They are now destroyed explicitly after tearing down the Lua state
instead of relying on finalizers. It's definitely annoying to make it
coordinated in a centralized way like this instead of being distributed,
but there's not really any reliabel way to ensure that graphics objects
are destroyed before the graphics module/device is destroyed, which is a
problem.
It uses newPass instead of getPass. Temporary objects had lifetime
issues that were nearly impossible to solve. And normal objects are
easier to understand because they behave like all other LÖVR objects.
However, Pass commands are not retained from frame to frame. Pass
objects must be re-recorded before every submit, and must be reset
before being recorded again.
Pass objects now provide a natural place for render-pass-related info
like clears and texture handles. They also allow more information to be
precomputed which should reduce overhead a bit.
It is now possible to request a stencil buffer and antialiasing on the
window and headset textures, via conf.lua.
lovr.graphics.setBackground should instead set the clear color on the
window pass. Though we're still going to try to do spherical harmonics
in some capacity.
There are still major issues with OpenXR that are going to be ironed
out, and the desktop driver hasn't been converted over to the new
headset Pass system yet. So lovr.headset integration is a bit WIP.
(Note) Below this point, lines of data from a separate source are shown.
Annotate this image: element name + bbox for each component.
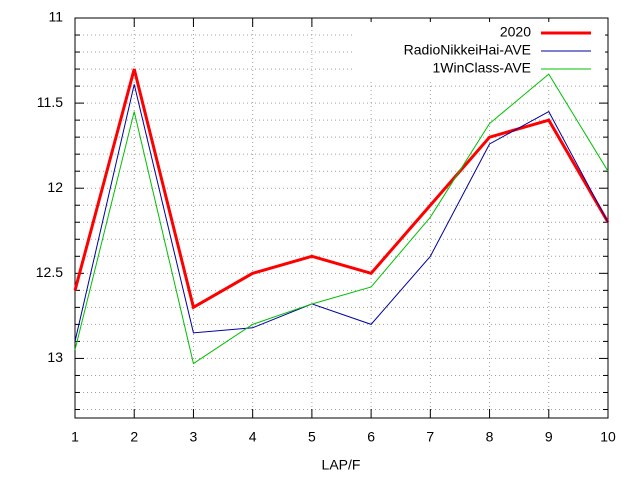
legend-label: 2020 <box>500 24 531 40</box>
x-tick-label: 1 <box>71 429 79 445</box>
x-tick-label: 8 <box>486 429 494 445</box>
y-tick-label: 12.5 <box>36 264 63 280</box>
series-line <box>74 73 609 365</box>
y-tick-label: 13 <box>47 349 63 365</box>
x-tick-label: 7 <box>426 429 434 445</box>
y-tick-label: 11 <box>48 9 63 25</box>
x-tick-label: 6 <box>367 429 375 445</box>
x-axis-label: LAP/F <box>322 457 361 473</box>
y-tick-label: 11.5 <box>37 94 63 110</box>
legend-label: RadioNikkeiHai-AVE <box>404 42 531 58</box>
legend-label: 1WinClass-AVE <box>432 60 531 76</box>
series-line <box>73 68 610 310</box>
plot-border <box>74 17 609 419</box>
x-tick-label: 5 <box>308 429 316 445</box>
y-tick-label: 12 <box>47 179 63 195</box>
x-tick-label: 2 <box>130 429 138 445</box>
x-tick-label: 3 <box>190 429 198 445</box>
x-tick-label: 4 <box>249 429 257 445</box>
series-line <box>74 84 609 342</box>
x-tick-label: 9 <box>545 429 553 445</box>
x-tick-label: 10 <box>600 429 616 445</box>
There are some issues with immediately tracking readbacks in the global
linked list of pending readbacks:
- The Pass might not get submitted, in which case the readback will be
"dangling" and never complete (or it will erroneously think it's
completed but its buffer will contain garbage data).
- Thread safety issues of modifying a global data structure from a Pass.
Instead, Pass will locally track the readbacks it performs, and only at
submit time will those readbacks get added to the global list.
(There is a little bit of refcounting mistakes now, those will get
cleaned up).
- Rename/reorder some projection matrix functions.
- Make perspective functions flip Y and use 0-1 NDC range.
- Flip winding and font vertices based on handedness.